James’s ace knack for incorporating unexpected elements without them ever sounding incongruous is well evidenced by the felty blasts of synth and beaming jazzy dissonance that dilate the pupils of the Beck-tinged “Know Til Now”, in which a soothingly monotone sort of cinematic string tension – er, yeah – inhabits the high end of the mix like some blissful dog whistle. An ambient synth fallout leads into more jazzy minor key piano, this time heavily effected to have a kind of sepia tint to it, and proceeds to lay a sassy baritone sax over the top. This is fantastic stuff.
“One egg that split in two we came to be / The dawn of humanity, we were there” he sings with quite immaculate intonation on “Dear One”, with its rhythm section so nonchalantly, melancholically funky, and he may or may not be referring here to his newfound existence as both band member and solo artist. Let’s face it, he probably isn’t, but that won’t stop us shoehorning this feeble attempt at insight into the article, even so far as to base the entire fifth paragraph around it.
“A New Life” is simply gorgeous, its clacking, quick-stepping beat sufficiently low in the mix as to not to distract from the early-’60s intimacy plied on top of it like sonic ice cream. The really sincere delivery of “I think I’m really being sincere” is ridiculously charming, as is ensuing instrumental interlude “Exploding”, the Beatles-y fingerpicking of which acquires shimmeringly reverbed string and flute and introduces a new kind of wonder to the LP.
“Nothing ever stays like it was in the beginning / As time goes through, we must choose to renew / To begin again” sings James on “Of the Mother Again”, and we hope you’ll excuse us for again asking whether that could be a straight-up reference to this new lease of life. Heck, we had “A New Life” two tracks ago. Anyway, “Of the Mother Again” resolves itself as a sublimely good-natured cross between Bill Withers and first-album Apples in Stereo.

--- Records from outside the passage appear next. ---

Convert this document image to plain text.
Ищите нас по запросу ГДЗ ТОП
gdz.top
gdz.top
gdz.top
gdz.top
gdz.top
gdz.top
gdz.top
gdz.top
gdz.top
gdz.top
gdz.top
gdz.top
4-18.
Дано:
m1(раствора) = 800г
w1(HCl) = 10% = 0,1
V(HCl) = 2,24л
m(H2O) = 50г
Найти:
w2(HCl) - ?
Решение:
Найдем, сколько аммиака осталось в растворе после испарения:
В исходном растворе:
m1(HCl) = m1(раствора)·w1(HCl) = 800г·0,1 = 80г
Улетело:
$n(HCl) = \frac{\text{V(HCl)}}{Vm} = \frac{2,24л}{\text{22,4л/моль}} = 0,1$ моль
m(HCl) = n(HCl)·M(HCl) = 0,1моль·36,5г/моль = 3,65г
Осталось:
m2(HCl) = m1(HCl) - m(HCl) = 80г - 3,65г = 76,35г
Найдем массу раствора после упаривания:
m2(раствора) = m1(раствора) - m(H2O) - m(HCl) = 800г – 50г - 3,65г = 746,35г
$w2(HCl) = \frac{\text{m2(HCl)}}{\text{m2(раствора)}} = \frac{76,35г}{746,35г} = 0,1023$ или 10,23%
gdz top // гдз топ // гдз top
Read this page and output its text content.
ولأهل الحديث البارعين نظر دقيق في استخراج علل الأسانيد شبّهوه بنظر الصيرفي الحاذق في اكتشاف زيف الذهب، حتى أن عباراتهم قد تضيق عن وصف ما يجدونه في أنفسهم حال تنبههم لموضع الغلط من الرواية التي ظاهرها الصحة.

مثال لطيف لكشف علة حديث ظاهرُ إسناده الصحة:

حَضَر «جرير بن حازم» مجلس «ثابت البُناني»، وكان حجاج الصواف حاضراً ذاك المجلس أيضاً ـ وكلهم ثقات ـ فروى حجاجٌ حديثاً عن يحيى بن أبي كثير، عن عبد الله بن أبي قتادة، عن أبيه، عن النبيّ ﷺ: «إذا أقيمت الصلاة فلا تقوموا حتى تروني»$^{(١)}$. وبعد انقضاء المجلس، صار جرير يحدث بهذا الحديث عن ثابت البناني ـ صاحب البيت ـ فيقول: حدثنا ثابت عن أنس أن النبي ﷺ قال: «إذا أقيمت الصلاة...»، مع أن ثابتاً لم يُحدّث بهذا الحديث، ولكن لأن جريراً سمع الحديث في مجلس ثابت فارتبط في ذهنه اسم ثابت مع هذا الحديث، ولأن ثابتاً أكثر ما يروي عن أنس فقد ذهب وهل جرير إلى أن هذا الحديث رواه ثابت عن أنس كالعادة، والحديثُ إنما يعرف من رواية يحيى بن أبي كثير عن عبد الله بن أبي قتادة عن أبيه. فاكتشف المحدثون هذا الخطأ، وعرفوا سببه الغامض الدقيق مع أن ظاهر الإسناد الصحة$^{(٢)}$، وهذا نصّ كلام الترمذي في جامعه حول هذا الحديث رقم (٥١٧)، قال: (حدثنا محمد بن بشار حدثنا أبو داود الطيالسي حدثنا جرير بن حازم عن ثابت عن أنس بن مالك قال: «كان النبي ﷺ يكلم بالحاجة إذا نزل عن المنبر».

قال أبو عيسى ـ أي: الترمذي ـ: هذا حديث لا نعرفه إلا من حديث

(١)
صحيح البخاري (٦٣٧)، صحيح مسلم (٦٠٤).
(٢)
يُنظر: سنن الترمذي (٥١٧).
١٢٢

“Actress” continues the run of strong opening lines with “You’re good at making everyone believe that they love you / A little wink of the eye, a little glimpse of the thigh / And we’re in heaven”, carrying over the Bill Withers vibes then substituting them in and out with an instantly winning, descending chord progression. “All Is Forgiven” sounds like Massive Attack’s “Angel” exploring Ali Baba’s cave while listening to Grizzly Bear on its iPod – it departs, suitably, in a puff of smoke – leaving it up to “God’s Love to Deliver” to end proceedings a sweetly impassioned paean to Martin Luther King set to an inquisitive acoustic strum, slipping a banjo in and sending us off on a bewitching note.
Just look at all those superlatives: like we said, triumph.
Rocksucker says: Four and a Half Quails out of Five!